As I have not been around for the past few days, I have a lot of blog-catching-up to do, and a host of other things, too. I'm now in the throes of trying to offload my old car…. anyone out there want a 2000 model Oldsmobile Alero?
Exactly.
I've been doing some reading though -- about one of my very very favorite things.
FOOD.
A very engaging book, this Omnivore's Dilemma -- I'm about halfway through it.
The subtitle is "A Natural History of Four Meals."
An interesting thing happened the other day at work. I had the book folded over on the table in the lunchroom, just as the Cleaner-Guy came in to do his…. cleaning.

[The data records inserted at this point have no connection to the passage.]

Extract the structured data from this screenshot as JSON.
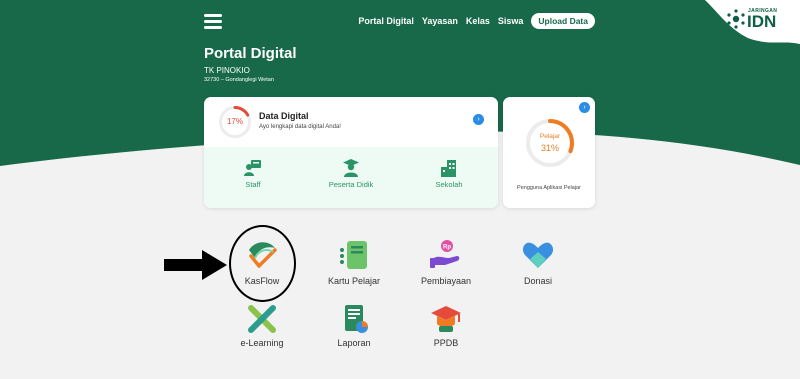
{
  "nav": {
    "links": [
      "Portal Digital",
      "Yayasan",
      "Kelas",
      "Siswa"
    ],
    "upload_label": "Upload Data"
  },
  "brand": {
    "small": "JARINGAN",
    "big": "IDN"
  },
  "school": {
    "title": "Portal Digital",
    "name": "TK PINOKIO",
    "address": "32730 – Gondanglegi Wetan"
  },
  "data_digital": {
    "percent_label": "17%",
    "percent": 17,
    "title": "Data Digital",
    "subtitle": "Ayo lengkapi data digital Anda!"
  },
  "stats": [
    {
      "label": "Staff",
      "icon": "staff-icon"
    },
    {
      "label": "Peserta Didik",
      "icon": "student-icon"
    },
    {
      "label": "Sekolah",
      "icon": "school-icon"
    }
  ],
  "pelajar": {
    "label": "Pelajar",
    "percent_label": "31%",
    "percent": 31,
    "caption": "Pengguna Aplikasi Pelajar"
  },
  "menu": [
    {
      "label": "KasFlow",
      "icon": "kasflow-icon"
    },
    {
      "label": "Kartu Pelajar",
      "icon": "student-card-icon"
    },
    {
      "label": "Pembiayaan",
      "icon": "payment-icon"
    },
    {
      "label": "Donasi",
      "icon": "donation-icon"
    },
    {
      "label": "e-Learning",
      "icon": "elearning-icon"
    },
    {
      "label": "Laporan",
      "icon": "report-icon"
    },
    {
      "label": "PPDB",
      "icon": "ppdb-icon"
    }
  ],
  "colors": {
    "primary_green": "#17694a",
    "accent_orange": "#f07b22",
    "accent_red": "#e44b3a",
    "light_green_bg": "#eefaf4"
  }
}
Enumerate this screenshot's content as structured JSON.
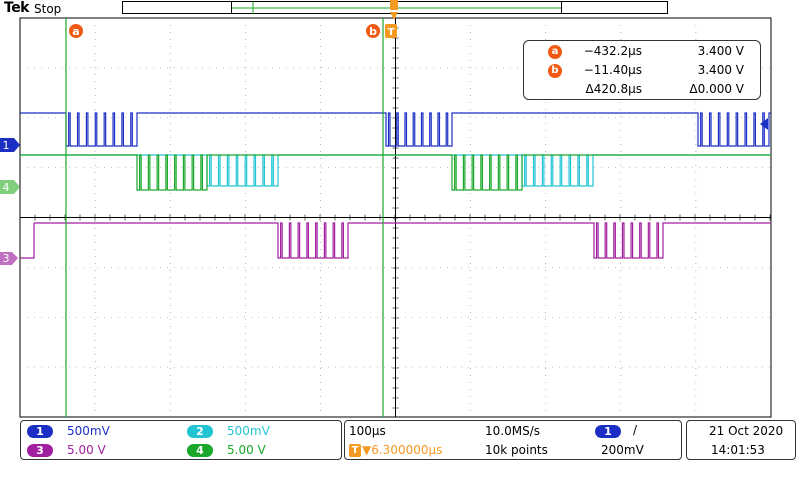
{
  "header": {
    "brand": "Tek",
    "acq_status": "Stop"
  },
  "markers": {
    "cursor_a": "a",
    "cursor_b": "b",
    "trigger": "T"
  },
  "readout": {
    "rows": [
      {
        "badge": "a",
        "time": "−432.2µs",
        "value": "3.400 V"
      },
      {
        "badge": "b",
        "time": "−11.40µs",
        "value": "3.400 V"
      },
      {
        "badge": "",
        "time": "Δ420.8µs",
        "value": "Δ0.000 V"
      }
    ]
  },
  "channels": {
    "ch1": {
      "num": "1",
      "scale": "500mV",
      "color": "#1c2fc4"
    },
    "ch2": {
      "num": "2",
      "scale": "500mV",
      "color": "#22c4d4"
    },
    "ch3": {
      "num": "3",
      "scale": "5.00 V",
      "color": "#a020a0"
    },
    "ch4": {
      "num": "4",
      "scale": "5.00 V",
      "color": "#1aa82a"
    }
  },
  "timebase": {
    "time_per_div": "100µs",
    "sample_rate": "10.0MS/s",
    "trigger_pos": "▼6.300000µs",
    "record_length": "10k points"
  },
  "trigger": {
    "source": "1",
    "slope": "/",
    "level": "200mV"
  },
  "datetime": {
    "date": "21 Oct  2020",
    "time": "14:01:53"
  },
  "ground_markers": {
    "ch1": "1",
    "ch4": "4",
    "ch3": "3"
  },
  "colors": {
    "cursor": "#1aa82a",
    "trigger": "#f59a23",
    "badge": "#f05a14"
  }
}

I swept up the book and put it in my backpack so he could do his work and as I did so he said, "That is a great book!"
I was shocked.
"You've read Michael Pollan?" I asked.
[I didn't think that Cleaner-Guys read books……..]
"Yep."
And then he and I got into a discussion about the prevalence of corn.
Corn is in EVERYTHING, man! It's the main ingredient in soft drinks!
You eat hamburger? [Ummm…. let's not even GO there…!]
Well -- what do you think the cow is eating, at the feedlot?
CORN!
Anyway -- I just wanted to drop by to say -- if you have even the slightest interest in food [and who doesn't?] -- this Pollan guy is just excellent.
Witty. Erudite. THOROUGH.
Here's an example I want to share with you -- in one of his experiments he took his family to a McDonald's -- his son got the McNugget Combo…
When I asked Isaac if the new nuggets tasted more like chicken than the old ones, he seemed baffled by the question. "No, they taste like what they are, which is nuggets," and then dropped on his dad a withering two-syllable "duh." In his consumer's mind at least, the link between a nugget and the chicken in it was never more than notional, and probably irrelevant. By now the nugget constitutes its own genre of food for American children, many of whom eat nuggets every day. For Isaac, the nugget is a distinct taste of childhood, quite apart from chicken, and no doubt a future vehicle of nostalgia -- a madeleine in the making.
Now -- I quote the above passage for several reasons.
One is -- I am profoundly interested in food, and information about food. But, [here's the kicker] my interest is not so much because I am a "health" nut… it's because I am a junk-food junkie.
I know that one day soon I am going to grab my chest and keel over -- and as I do so, I want to at least have an awareness of WHY THIS HAPPENED SO SOON!
Secondly, I quote the above passage because it shows how well acquainted the author is with important stuff other than food! Like -- LITERATURE.
Pollan has read Proust.
[I wonder if our Cleaning Guy caught that allusion…!]
One final thing -- a quick quiz.
How many specific ingredients go into the production of a McDonald's Chicken McNugget?
The scary answer --> HERE.
*******
I am NOT looking at the ingredients in the McNuggets. While I don't eat them myself, I reserve the right to (rarely) shove a box at my kids in order to get some peace and quiet so I CAN READ.
ReplyDeleteClearly, I should be reading this book. ;)
Pollan is great and I really enjoyed this book. After reading it I stopped eating anything that had corn syrup in it and limited my intake of other foods that had corny ingredients high on the list. I also became even more concientious about buying local and in season. What a difference it makes not only in the price of food but the taste too!